Interview de l’auteure

Que signifie la littérature pour toi ?
Cécile Calla : Un espace pour penser et comprendre le monde présent et passé, un lieu de liberté, de découverte et de grande discipline. 

Que représentent pour toi les cafés ?
CC : Ce sont des lieux où je peux profiter de la solitude, des refuges pour écrire depuis que je suis mère. Là-bas je peux laisser mes pensées naviguer à leur guise. C’est souvent dans un café que j’arrive à débloquer un texte ou à trouver une bonne introduction.

Pourquoi as-tu choisi le « Lass uns Freunde Bleiben » ?
CC : Parce qu’il est sans prétention, si typiquement berlinois avec son mobilier qui semble troqué dans une brocante, qu’il est situé à un croisement de rue. J’aime y aller tôt le matin quand il y a beaucoup de passage, des gens d’horizons et d’origines différentes: les gens du quartier bien sûr, des amis et des connaissances que je croise, mais aussi quelques touristes ou des ouvriers des chantiers voisins qui viennent se chercher un grand café. 

Que fais-tu quand tu nes pas dans les cafés ?
CC : Je travaille dans mon bureau situé dans une maison d’artistes.

 

BIO

Née en 1977 à Paris, Cécile Calla vit à Berlin en tant que journaliste indépendante et autrice.

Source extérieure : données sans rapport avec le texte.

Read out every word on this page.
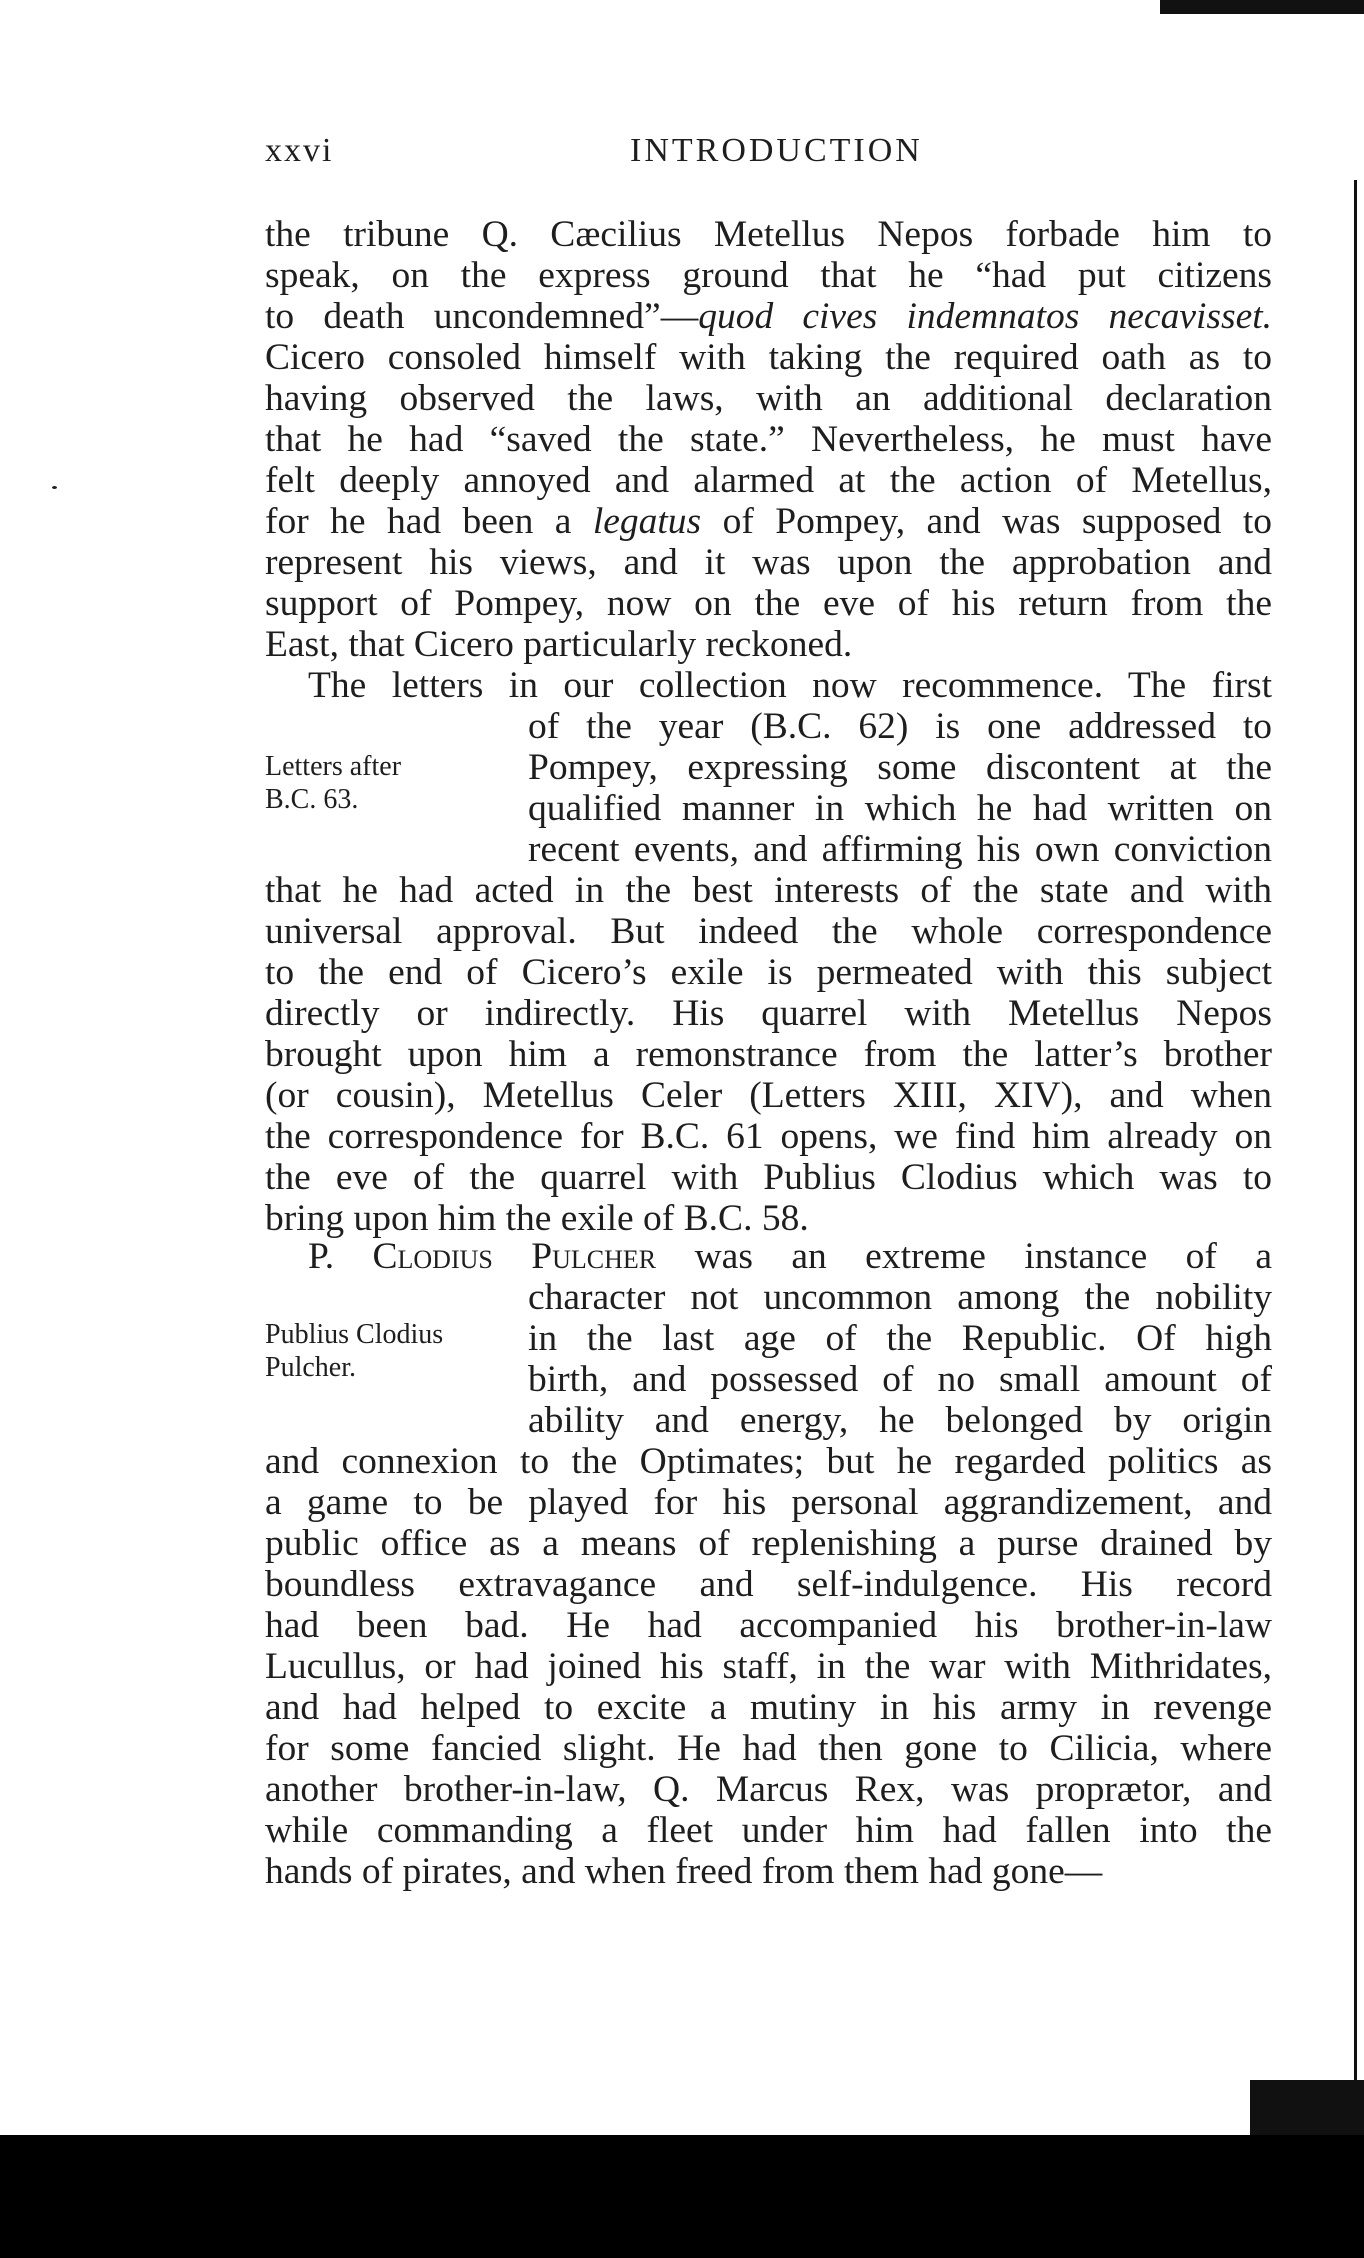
xxvi	INTRODUCTION
the tribune Q. Cæcilius Metellus Nepos forbade him to
speak, on the express ground that he “had put citizens
to death uncondemned”—quod cives indemnatos necavisset.
Cicero consoled himself with taking the required oath as to
having observed the laws, with an additional declaration
that he had “saved the state.” Nevertheless, he must have
felt deeply annoyed and alarmed at the action of Metellus,
for he had been a legatus of Pompey, and was supposed to
represent his views, and it was upon the approbation and
support of Pompey, now on the eve of his return from the
East, that Cicero particularly reckoned.
The letters in our collection now recommence. The first
of the year (B.C. 62) is one addressed to
Pompey, expressing some discontent at the
qualified manner in which he had written on
recent events, and affirming his own conviction
that he had acted in the best interests of the state and with
universal approval. But indeed the whole correspondence
to the end of Cicero’s exile is permeated with this subject
directly or indirectly. His quarrel with Metellus Nepos
brought upon him a remonstrance from the latter’s brother
(or cousin), Metellus Celer (Letters XIII, XIV), and when
the correspondence for B.C. 61 opens, we find him already on
the eve of the quarrel with Publius Clodius which was to
bring upon him the exile of B.C. 58.
P. Clodius Pulcher was an extreme instance of a
character not uncommon among the nobility
in the last age of the Republic. Of high
birth, and possessed of no small amount of
ability and energy, he belonged by origin
and connexion to the Optimates; but he regarded politics as
a game to be played for his personal aggrandizement, and
public office as a means of replenishing a purse drained by
boundless extravagance and self-indulgence. His record
had been bad. He had accompanied his brother-in-law
Lucullus, or had joined his staff, in the war with Mithridates,
and had helped to excite a mutiny in his army in revenge
for some fancied slight. He had then gone to Cilicia, where
another brother-in-law, Q. Marcus Rex, was proprætor, and
while commanding a fleet under him had fallen into the
hands of pirates, and when freed from them had gone—
Letters after
B.C. 63.
Publius Clodius
Pulcher.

Elle écrit pour des médias francophones et germanophones et a publié sa première nouvelle dans le magazine littéraire Stadtsprachen en septembre 2020. Elle a créé le blog féministe Medusablätter, qui apporte un nouveau regard sur les débats féministes, et produit avec Barbara Peveling le podcast franco-allemand Meduse parle (Medusa spricht). Elle est membre du Réseau des Autrices francophones de Berlin. Elle a également été correspondante du quotidien Le Monde (2007 – 2010) et rédactrice en chef du magazine franco-allemand ParisBerlin (2012 – 2015).